At trial, prosecutors focused on SHAC's use of a Web site to coordinate the activity of numerous activists.
According to court papers, the SHAC Web site said: "We operate within the boundaries of the law, but recognize and support those who choose to operate outside the confines of the legal system."
SHAC also said on the site that it "does not organize any such actions or have any knowledge of who is doing them or when they will happen," but that the group "encourage[s] people to support direct action when it happens and those who may participate in it."
Fuentes found that the Web site "often posted the organization's 'accomplishments,' which lauded both legal and illegal protest activity."
The illegal activity, Fuentes said, included a break-in at the Huntingdon lab in New Jersey, during which protestors broke windows and "liberated 14 beagles," in addition to overturning a worker's car; detonating a "stink bomb" in the Seattle office of a Huntingdon investor; destroying Bank of New York ATMs, windows and other property; sinking a yacht owned by the Bank of New York's president; launching repeated "paint attacks" in the New York offices of a Huntingdon investor; and "rescuing" dogs and ferrets from a Huntingdon breeder farm.

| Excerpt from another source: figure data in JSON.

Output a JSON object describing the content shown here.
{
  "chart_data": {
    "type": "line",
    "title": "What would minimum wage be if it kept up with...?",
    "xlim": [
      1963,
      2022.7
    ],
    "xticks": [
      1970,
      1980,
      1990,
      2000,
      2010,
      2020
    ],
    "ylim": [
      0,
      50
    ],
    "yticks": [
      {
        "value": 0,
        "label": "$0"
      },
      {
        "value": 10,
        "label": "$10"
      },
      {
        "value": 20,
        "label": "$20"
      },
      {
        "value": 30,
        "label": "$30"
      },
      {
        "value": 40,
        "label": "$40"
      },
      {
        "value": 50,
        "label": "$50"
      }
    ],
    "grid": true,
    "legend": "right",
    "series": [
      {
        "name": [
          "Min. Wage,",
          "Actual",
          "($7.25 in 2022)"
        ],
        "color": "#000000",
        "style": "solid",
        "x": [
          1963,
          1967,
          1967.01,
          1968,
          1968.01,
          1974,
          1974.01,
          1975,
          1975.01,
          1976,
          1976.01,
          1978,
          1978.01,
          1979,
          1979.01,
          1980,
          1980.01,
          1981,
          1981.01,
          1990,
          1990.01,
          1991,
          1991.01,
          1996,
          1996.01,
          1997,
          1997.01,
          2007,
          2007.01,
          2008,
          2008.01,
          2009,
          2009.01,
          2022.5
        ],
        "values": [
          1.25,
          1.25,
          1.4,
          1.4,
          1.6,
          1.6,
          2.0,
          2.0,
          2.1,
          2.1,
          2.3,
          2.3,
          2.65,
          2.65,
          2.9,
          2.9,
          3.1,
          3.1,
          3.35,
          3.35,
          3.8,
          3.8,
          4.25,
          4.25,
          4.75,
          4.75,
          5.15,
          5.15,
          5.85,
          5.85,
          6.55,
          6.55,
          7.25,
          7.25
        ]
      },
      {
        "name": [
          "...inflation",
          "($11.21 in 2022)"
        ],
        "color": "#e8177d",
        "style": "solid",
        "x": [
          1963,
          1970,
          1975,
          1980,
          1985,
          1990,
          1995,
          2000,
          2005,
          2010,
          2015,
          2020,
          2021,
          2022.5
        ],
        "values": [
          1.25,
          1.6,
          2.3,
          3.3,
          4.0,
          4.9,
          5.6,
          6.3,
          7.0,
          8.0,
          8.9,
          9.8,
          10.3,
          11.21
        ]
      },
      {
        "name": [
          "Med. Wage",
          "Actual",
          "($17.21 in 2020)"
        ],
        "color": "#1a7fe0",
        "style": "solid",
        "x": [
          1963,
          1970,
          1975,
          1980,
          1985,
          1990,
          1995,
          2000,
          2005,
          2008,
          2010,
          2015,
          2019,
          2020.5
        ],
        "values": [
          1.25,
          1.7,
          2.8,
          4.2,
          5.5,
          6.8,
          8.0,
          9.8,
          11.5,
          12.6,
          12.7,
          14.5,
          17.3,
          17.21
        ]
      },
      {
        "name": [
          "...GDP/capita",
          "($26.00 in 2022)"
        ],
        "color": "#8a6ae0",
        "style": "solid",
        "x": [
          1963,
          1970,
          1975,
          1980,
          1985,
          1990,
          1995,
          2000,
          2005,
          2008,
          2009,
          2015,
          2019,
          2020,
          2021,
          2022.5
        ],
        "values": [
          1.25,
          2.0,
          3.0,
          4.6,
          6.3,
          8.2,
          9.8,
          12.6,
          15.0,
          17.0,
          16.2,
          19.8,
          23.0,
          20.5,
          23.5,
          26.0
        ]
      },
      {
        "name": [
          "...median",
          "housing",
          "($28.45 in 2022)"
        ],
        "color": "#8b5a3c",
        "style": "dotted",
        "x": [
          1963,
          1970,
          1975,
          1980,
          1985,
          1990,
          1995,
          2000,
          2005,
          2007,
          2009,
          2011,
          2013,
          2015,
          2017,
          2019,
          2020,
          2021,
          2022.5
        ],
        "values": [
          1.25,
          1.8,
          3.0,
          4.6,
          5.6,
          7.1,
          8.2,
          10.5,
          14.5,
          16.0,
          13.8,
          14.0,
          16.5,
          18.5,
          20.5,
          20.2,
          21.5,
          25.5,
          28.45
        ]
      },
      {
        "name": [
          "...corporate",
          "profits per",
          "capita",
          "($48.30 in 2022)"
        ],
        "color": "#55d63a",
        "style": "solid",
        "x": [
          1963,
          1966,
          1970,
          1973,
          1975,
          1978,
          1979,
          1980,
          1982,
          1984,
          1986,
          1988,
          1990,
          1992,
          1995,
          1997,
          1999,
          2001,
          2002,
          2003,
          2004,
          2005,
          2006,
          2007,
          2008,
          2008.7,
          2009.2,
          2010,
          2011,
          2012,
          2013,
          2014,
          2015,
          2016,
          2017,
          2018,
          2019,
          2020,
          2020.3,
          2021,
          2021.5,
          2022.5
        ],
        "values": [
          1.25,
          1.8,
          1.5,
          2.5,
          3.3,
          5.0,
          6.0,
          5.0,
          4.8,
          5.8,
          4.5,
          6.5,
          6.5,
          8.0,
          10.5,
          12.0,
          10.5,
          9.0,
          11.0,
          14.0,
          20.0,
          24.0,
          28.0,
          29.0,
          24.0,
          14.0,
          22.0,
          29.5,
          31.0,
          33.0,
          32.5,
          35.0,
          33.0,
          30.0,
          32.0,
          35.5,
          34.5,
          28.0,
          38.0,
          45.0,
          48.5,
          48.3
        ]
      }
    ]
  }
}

Lead defense attorney H. Louis Sirkin [pictured] of Sirkin Pinales & Schwartz in Cincinnati, who argued the case for Gazzola, could not be reached for comment.
But Robert Obler, a Lawrence, N.J., attorney who defended Fullmer, told The Associated Press that he expected the ruling will be appealed. "I'm fairly sure we will wind up in the U.S. Supreme Court," he said. "We knew all along we would."